Me: First off, why did you decide to become an illustrator in the first place?
Steve: Just before graduating from Design School I found a book by Bob Staake in the library called “The Complete Book of Humorous Art” I've always related more to illustration than design and this book opened my eye's to the fact that one could make a very good living drawing fun illustrations. After reading that book my goals were set on that target. I used my design education to land design jobs until I had built up my illustration career to the point where I no longer needed a day job as a support net. I've never looked back since!
Me: So how did you develop your specific illustration style?
Steve: My style been something that has just evolved over time. I take a lot of style from illustrators I like from the 1950's – 60's and try and incorporate that into my work.
Me: How did you get into designing greeting cards?
Steve: I was very lucky that a greeting card company called Paramount Greetings found me on the internet. They were a great buyer of my illustration and I really built my portfolio on the work I did with them. Unfortunately, they closed their business and I thought it was all over for me! Luckily, right after Paramount shut down I got calls and work from the big two card companies Hallmark and American Greetings. Since that time I've worked under contract to American Greetings and even moved from Canada to Cleveland Ohio to work in-house for a year in the Design Studio for AG. I've since moved back to Canada and I still work with Hallmark and American Greetings as well as many other card companies like Gartner Studios, PK Press, Marian Heath , Up With paper and Designer Greetings. I love doing greeting card illustration!
Me: You also do children's book illustration. How did you get into that?
Steve: After leaving American Greetings in Cleveland to move back to Canada I was introduced to a great illustration agent at Painted Words. I wanted to grow as an illustrator and try my hand at children's publishing as well. My agent has been great and I've really got my foot in the door thanks to her knowledge and help. I am now working on books that I am writing as well as illustrating and working on other authors books too! Publishing is very exciting for me.

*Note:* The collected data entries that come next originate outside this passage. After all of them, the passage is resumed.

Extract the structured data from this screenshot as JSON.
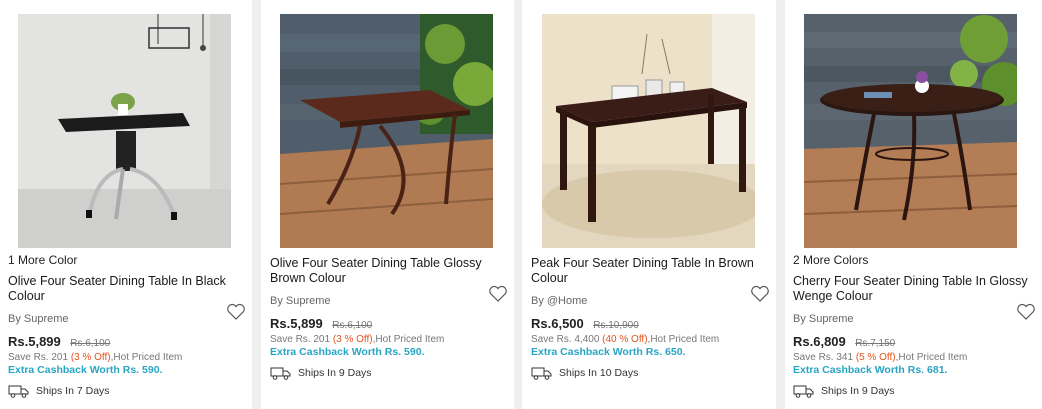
{
  "products": [
    {
      "color_note": "1 More Color",
      "title": "Olive Four Seater Dining Table In Black Colour",
      "brand": "By Supreme",
      "price": "Rs.5,899",
      "mrp": "Rs.6,100",
      "save_prefix": "Save Rs. 201 ",
      "save_pct": "(3 % Off)",
      "save_suffix": ",Hot Priced Item",
      "cashback": "Extra Cashback Worth Rs. 590.",
      "ships": "Ships In 7 Days"
    },
    {
      "color_note": "",
      "title": "Olive Four Seater Dining Table Glossy Brown Colour",
      "brand": "By Supreme",
      "price": "Rs.5,899",
      "mrp": "Rs.6,100",
      "save_prefix": "Save Rs. 201 ",
      "save_pct": "(3 % Off)",
      "save_suffix": ",Hot Priced Item",
      "cashback": "Extra Cashback Worth Rs. 590.",
      "ships": "Ships In 9 Days"
    },
    {
      "color_note": "",
      "title": "Peak Four Seater Dining Table In Brown Colour",
      "brand": "By @Home",
      "price": "Rs.6,500",
      "mrp": "Rs.10,900",
      "save_prefix": "Save Rs. 4,400 ",
      "save_pct": "(40 % Off)",
      "save_suffix": ",Hot Priced Item",
      "cashback": "Extra Cashback Worth Rs. 650.",
      "ships": "Ships In 10 Days"
    },
    {
      "color_note": "2 More Colors",
      "title": "Cherry Four Seater Dining Table In Glossy Wenge Colour",
      "brand": "By Supreme",
      "price": "Rs.6,809",
      "mrp": "Rs.7,150",
      "save_prefix": "Save Rs. 341 ",
      "save_pct": "(5 % Off)",
      "save_suffix": ",Hot Priced Item",
      "cashback": "Extra Cashback Worth Rs. 681.",
      "ships": "Ships In 9 Days"
    }
  ],
  "icons": {
    "wishlist": "heart-outline-icon",
    "shipping": "truck-icon"
  },
  "colors": {
    "discount": "#e2531d",
    "cashback": "#29a5c4"
  }
}
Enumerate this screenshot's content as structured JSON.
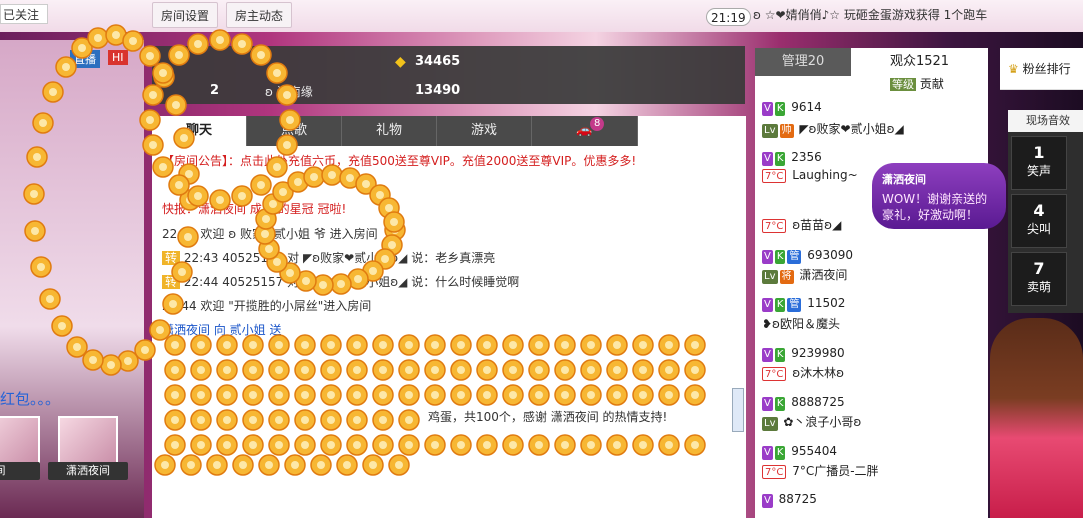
{
  "topbar": {
    "follow_label": "已关注",
    "room_settings": "房间设置",
    "host_news": "房主动态",
    "clock": "21:19",
    "ticker": "ʚ ☆❤婧俏俏♪☆ 玩砸金蛋游戏获得 1个跑车"
  },
  "left": {
    "stream_tag": "直播",
    "hd_tag": "HI",
    "hongbao_text": "红包。。。",
    "thumb_left_name": "间",
    "thumb_right_name": "潇洒夜间"
  },
  "stats": {
    "coins": "34465",
    "second_value": "13490",
    "rank": "2",
    "rank_name": "ʚ 江南缘"
  },
  "chat_tabs": [
    "聊天",
    "点歌",
    "礼物",
    "游戏",
    ""
  ],
  "chat_badge": "8",
  "messages": [
    {
      "text": "【房间公告】：点击此处充值六币，充值500送至尊VIP。充值2000送至尊VIP。优惠多多!"
    },
    {
      "text": "快报：潇洒夜间 成为 的星冠 冠啦!"
    },
    {
      "text": "22:43 欢迎 ʚ 败家❤贰小姐 爷 进入房间"
    },
    {
      "text": "22:43 40525157 对 ◤ʚ败家❤贰小姐ʚ◢ 说：老乡真漂亮"
    },
    {
      "text": "22:44 40525157 对 ◤ʚ败家❤贰小姐ʚ◢ 说：什么时候睡觉啊"
    },
    {
      "text": "22:44 欢迎 \"开揽胜的小屌丝\"进入房间"
    },
    {
      "text": "潇洒夜间 向 贰小姐 送"
    },
    {
      "text": "鸡蛋，共100个，感谢 潇洒夜间 的热情支持!"
    }
  ],
  "right": {
    "tab_manage": "管理20",
    "tab_audience": "观众1521",
    "contrib_level": "等级",
    "contrib_label": "贡献",
    "users": [
      {
        "name": "9614"
      },
      {
        "name": "◤ʚ败家❤贰小姐ʚ◢"
      },
      {
        "name": "2356"
      },
      {
        "name": "Laughing~"
      },
      {
        "name": "ʚ苗苗ʚ◢"
      },
      {
        "name": "693090"
      },
      {
        "name": "潇洒夜间"
      },
      {
        "name": "11502"
      },
      {
        "name": "❥ʚ欧阳＆魔头"
      },
      {
        "name": "9239980"
      },
      {
        "name": "ʚ沐木林ʚ"
      },
      {
        "name": "8888725"
      },
      {
        "name": "✿丶浪子小哥ʚ"
      },
      {
        "name": "955404"
      },
      {
        "name": "7°C广播员-二胖"
      },
      {
        "name": "88725"
      }
    ]
  },
  "fans_label": "粉丝排行",
  "sound": {
    "header": "现场音效",
    "buttons": [
      {
        "num": "1",
        "label": "笑声"
      },
      {
        "num": "4",
        "label": "尖叫"
      },
      {
        "num": "7",
        "label": "卖萌"
      }
    ]
  },
  "bubble": {
    "title": "潇洒夜间",
    "text": "WOW！谢谢亲送的豪礼，好激动啊！"
  }
}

Me: What are you most passionate about when it comes to design?
Steve: I don't know if I could pin it down. Quality of line, texture, scale and form are my 4 main areas of concern when I do an illustration. I think if you hit those four on the head you'll come up with something fun to look at.
Me: Your work is wonderfully textured, how do you achieve that?
Steve: The base of my work is all vector illustration in Adobe Illustrator CS4 mixed with real world textures I have created. I like the versatility of a digital file but I like the look of handcrafted work. I create all my own textures and scan them and save them in a big digital archive to use in my illustrations.
Me: Do you use other mediums than your computer?
Steve: Nothing I use professionally. Have recently bought a silk screening 4 colour press as I've wanted to start working on some handcrafted personal illustrations. It's nice to get away from the computer for a little while!
Me: What is your process when designing a greeting card?
Steve: It's a little different with each company. But every company sends me a general outline or a sentiment for the card and I then come up with imagery in my style to suit the occasion.
Me: How do you come up with all those cute characters?
Steve: I just try and do stuff that I think is fun to look at and hope others will like it too.
Me: Any advice for young designers who wants to get into the illustration business?
Steve: Get your name out there on the internet. Develope a strong style and put together a comprehensive portfolio for the specific illustration market you want to go after. For me it was children's publishing and all my work is built around that goal. There are of course other big markets. Editorial, comics, fashion and humour to name a few. Find out which you like best and focus on that.
Me: Any advice on how to develop your own illustration style?
Steve: It's not something that comes easy. Style is always evolving but do what comes natural to you.
Me: Last question. What is your workspace like?
Steve: Ha ha, under-construction! We are remodelling an old house that is on my farm to be my studio. It's from 1908 and it presents a lot of “artistic” challenges.